Woohoo! Almost 45% faster than the PyTorch version :-)

So: porting to JAX alone gives us nice maths-y code, but we need to JIT it properly to get performance that matches PyTorch. (The fact that it's faster than PyTorch in this case is not something that I think you could rely on -- this is, after all, a toy example.)

It's also an interesting indicator that you actually need to think about
what to JIT. My initial thought, "just whack an `@jit`

on the inner stuff", was
not enough. We needed to do more than that. I've just had an interesting chat
with Claude Opus 4.8 about that, though, and will probably post more about it later.
For now, I think a useful rule-of-thumb is to wrap stuff in `@jit`

at as high a level
as you reasonably can, to maximise coverage.

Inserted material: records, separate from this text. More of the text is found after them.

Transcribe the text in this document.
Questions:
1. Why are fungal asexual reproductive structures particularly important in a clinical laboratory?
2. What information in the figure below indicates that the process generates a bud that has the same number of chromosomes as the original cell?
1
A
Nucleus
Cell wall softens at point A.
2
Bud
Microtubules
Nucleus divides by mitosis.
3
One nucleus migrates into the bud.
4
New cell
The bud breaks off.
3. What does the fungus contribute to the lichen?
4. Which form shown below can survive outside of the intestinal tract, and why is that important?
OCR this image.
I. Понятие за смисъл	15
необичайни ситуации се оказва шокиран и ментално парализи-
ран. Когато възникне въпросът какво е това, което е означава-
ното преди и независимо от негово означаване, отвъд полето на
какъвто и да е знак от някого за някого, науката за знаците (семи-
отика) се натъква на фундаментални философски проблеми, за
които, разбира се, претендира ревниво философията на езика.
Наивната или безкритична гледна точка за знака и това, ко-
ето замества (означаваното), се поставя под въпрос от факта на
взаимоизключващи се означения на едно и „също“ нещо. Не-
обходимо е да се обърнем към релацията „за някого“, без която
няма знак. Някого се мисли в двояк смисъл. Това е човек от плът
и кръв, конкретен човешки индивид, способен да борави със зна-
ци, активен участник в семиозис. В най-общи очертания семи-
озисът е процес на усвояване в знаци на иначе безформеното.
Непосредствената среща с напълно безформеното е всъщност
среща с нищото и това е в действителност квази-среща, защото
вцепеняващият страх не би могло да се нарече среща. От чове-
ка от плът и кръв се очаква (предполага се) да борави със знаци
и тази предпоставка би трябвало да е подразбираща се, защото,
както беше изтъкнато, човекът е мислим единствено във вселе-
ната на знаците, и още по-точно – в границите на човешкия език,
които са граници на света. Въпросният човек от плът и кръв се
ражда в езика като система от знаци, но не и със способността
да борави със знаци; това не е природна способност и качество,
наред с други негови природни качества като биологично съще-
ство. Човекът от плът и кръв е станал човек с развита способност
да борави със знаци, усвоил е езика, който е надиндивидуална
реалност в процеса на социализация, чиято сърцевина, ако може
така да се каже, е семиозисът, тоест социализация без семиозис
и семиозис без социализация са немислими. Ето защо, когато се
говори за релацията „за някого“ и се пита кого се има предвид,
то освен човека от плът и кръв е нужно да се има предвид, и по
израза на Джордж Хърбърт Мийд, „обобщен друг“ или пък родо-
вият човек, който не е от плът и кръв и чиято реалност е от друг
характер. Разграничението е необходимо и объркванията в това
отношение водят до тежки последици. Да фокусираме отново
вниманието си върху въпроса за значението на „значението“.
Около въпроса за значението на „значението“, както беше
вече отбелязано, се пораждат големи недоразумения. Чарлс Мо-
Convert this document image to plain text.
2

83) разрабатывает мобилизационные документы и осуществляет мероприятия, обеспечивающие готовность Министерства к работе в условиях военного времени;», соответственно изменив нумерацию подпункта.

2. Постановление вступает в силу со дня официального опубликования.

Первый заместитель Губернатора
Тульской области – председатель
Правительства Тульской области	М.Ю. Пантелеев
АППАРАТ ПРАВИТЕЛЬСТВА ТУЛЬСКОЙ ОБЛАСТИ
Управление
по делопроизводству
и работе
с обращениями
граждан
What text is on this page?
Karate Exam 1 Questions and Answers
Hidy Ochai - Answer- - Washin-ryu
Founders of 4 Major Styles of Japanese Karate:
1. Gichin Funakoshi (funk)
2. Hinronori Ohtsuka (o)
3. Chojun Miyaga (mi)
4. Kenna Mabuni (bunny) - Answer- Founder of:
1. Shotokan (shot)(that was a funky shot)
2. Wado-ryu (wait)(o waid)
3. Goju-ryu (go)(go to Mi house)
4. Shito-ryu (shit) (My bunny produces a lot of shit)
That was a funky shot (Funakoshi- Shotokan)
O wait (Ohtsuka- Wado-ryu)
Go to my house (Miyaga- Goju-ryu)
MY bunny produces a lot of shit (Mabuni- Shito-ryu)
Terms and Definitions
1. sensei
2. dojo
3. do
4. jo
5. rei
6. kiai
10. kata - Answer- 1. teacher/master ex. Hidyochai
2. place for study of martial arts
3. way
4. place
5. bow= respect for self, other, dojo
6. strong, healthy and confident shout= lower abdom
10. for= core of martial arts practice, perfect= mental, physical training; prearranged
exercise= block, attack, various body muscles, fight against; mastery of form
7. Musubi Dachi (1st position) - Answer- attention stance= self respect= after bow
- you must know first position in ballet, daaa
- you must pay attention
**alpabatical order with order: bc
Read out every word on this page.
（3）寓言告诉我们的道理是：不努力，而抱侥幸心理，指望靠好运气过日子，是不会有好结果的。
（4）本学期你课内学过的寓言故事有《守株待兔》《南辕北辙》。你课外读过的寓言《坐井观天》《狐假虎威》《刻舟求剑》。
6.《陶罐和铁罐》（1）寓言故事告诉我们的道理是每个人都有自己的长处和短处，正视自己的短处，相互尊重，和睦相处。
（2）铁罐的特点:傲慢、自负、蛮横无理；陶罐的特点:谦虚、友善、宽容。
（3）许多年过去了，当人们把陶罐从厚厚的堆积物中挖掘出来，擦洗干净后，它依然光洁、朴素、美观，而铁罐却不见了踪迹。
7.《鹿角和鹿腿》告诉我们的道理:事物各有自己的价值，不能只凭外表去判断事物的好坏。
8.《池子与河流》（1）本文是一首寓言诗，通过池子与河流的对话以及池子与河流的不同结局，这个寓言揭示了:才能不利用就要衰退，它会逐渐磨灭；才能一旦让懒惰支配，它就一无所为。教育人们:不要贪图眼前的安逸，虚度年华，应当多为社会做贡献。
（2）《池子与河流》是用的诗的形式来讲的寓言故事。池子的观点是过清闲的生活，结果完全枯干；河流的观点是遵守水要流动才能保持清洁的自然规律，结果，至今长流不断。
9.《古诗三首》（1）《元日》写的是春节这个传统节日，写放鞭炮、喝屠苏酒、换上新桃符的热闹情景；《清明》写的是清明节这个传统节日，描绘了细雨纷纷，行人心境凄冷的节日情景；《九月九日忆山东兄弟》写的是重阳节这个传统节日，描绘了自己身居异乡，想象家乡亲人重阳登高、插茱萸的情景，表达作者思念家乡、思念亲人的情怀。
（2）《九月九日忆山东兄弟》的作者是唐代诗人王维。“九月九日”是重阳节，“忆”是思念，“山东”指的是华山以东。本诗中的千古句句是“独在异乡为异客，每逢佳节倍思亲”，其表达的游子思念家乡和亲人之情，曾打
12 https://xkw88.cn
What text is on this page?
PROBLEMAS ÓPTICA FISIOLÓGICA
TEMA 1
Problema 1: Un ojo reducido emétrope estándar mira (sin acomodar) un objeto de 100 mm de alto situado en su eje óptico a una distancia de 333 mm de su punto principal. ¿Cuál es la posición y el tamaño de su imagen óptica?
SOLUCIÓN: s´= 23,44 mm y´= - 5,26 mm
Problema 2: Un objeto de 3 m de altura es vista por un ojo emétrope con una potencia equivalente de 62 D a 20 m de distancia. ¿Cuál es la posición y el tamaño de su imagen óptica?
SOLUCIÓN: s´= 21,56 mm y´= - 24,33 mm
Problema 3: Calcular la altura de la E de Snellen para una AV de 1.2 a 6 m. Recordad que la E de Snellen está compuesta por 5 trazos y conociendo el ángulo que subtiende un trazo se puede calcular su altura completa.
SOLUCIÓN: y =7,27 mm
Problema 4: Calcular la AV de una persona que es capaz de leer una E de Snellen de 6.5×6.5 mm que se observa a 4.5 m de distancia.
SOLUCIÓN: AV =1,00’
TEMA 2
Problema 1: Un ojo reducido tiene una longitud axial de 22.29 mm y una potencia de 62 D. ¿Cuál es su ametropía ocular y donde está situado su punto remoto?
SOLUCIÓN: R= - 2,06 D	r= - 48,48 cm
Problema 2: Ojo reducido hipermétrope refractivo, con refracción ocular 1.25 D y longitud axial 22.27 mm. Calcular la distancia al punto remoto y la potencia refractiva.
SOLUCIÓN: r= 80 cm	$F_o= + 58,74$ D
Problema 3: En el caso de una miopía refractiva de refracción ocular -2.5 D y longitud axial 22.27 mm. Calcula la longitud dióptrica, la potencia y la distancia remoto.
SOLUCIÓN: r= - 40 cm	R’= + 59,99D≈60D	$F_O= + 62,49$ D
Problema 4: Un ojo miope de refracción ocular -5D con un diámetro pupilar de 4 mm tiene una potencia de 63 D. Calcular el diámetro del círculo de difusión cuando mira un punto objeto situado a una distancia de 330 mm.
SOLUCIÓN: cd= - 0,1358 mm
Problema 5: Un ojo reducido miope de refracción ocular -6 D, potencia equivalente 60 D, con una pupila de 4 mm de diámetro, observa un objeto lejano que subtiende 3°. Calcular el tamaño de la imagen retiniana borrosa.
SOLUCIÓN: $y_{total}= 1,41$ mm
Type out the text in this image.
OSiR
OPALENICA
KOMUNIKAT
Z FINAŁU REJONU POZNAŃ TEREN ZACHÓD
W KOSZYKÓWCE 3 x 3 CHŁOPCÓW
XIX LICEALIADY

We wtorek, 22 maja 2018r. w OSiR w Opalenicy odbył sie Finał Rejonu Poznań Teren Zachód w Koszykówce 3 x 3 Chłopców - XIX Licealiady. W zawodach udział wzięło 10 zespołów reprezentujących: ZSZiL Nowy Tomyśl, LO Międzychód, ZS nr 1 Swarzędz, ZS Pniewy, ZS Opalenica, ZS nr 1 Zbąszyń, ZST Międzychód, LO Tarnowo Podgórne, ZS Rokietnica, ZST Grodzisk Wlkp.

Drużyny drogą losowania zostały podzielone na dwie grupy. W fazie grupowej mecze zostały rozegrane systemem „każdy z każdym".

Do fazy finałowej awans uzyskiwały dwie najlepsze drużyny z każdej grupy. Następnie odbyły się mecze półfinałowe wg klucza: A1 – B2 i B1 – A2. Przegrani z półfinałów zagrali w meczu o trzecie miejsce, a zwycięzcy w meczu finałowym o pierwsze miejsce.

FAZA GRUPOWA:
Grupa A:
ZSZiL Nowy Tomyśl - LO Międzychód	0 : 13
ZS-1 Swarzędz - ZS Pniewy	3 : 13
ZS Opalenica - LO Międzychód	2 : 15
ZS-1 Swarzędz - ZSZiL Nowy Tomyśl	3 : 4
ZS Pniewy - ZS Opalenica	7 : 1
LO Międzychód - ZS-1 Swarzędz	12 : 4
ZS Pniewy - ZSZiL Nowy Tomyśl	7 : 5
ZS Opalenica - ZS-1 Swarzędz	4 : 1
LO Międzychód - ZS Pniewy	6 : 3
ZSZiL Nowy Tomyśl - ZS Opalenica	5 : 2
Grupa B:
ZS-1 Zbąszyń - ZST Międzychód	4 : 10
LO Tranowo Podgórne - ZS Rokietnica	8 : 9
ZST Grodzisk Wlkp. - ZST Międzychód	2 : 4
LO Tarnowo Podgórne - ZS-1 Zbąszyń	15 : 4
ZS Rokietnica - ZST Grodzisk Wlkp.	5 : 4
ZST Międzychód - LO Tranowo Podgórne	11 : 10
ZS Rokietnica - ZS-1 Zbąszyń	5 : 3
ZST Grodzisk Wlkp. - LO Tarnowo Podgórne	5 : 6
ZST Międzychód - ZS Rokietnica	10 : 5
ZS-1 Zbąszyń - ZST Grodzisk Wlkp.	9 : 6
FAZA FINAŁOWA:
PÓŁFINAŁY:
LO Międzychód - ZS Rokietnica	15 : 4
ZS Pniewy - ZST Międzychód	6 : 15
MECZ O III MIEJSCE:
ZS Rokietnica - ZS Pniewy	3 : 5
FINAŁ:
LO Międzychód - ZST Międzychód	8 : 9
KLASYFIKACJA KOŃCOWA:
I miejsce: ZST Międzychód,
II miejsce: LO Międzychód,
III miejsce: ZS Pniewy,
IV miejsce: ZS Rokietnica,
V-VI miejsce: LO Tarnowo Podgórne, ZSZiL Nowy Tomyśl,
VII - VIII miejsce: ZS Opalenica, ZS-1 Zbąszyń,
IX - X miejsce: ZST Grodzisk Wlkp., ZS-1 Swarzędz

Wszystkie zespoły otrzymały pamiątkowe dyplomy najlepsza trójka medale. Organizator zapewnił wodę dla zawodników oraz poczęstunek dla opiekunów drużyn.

So, this completes the happy part of this post -- I've shown what it can do, how nicely it maps to the maths, and how it's (relatively) easy to make it fast. What are the downsides?

### Why JAX is doomed

Another deliberately overly-strident heading ;-)

I've been programming for more than 40 years, and working professionally in the tech industry for more than 30. I'd like to feel that this makes me a better engineer than I was when I was first starting out, but I can confidently say that it has made me a much more cynical one.

Over that period, I've come to categorise new APIs, languages, and tools into three approximate groups: godawful hacks, solid but not overly inspiring engineering, and things of beauty. They're loose categories, and most things are somewhere between one and another. But I think they hold reasonably well.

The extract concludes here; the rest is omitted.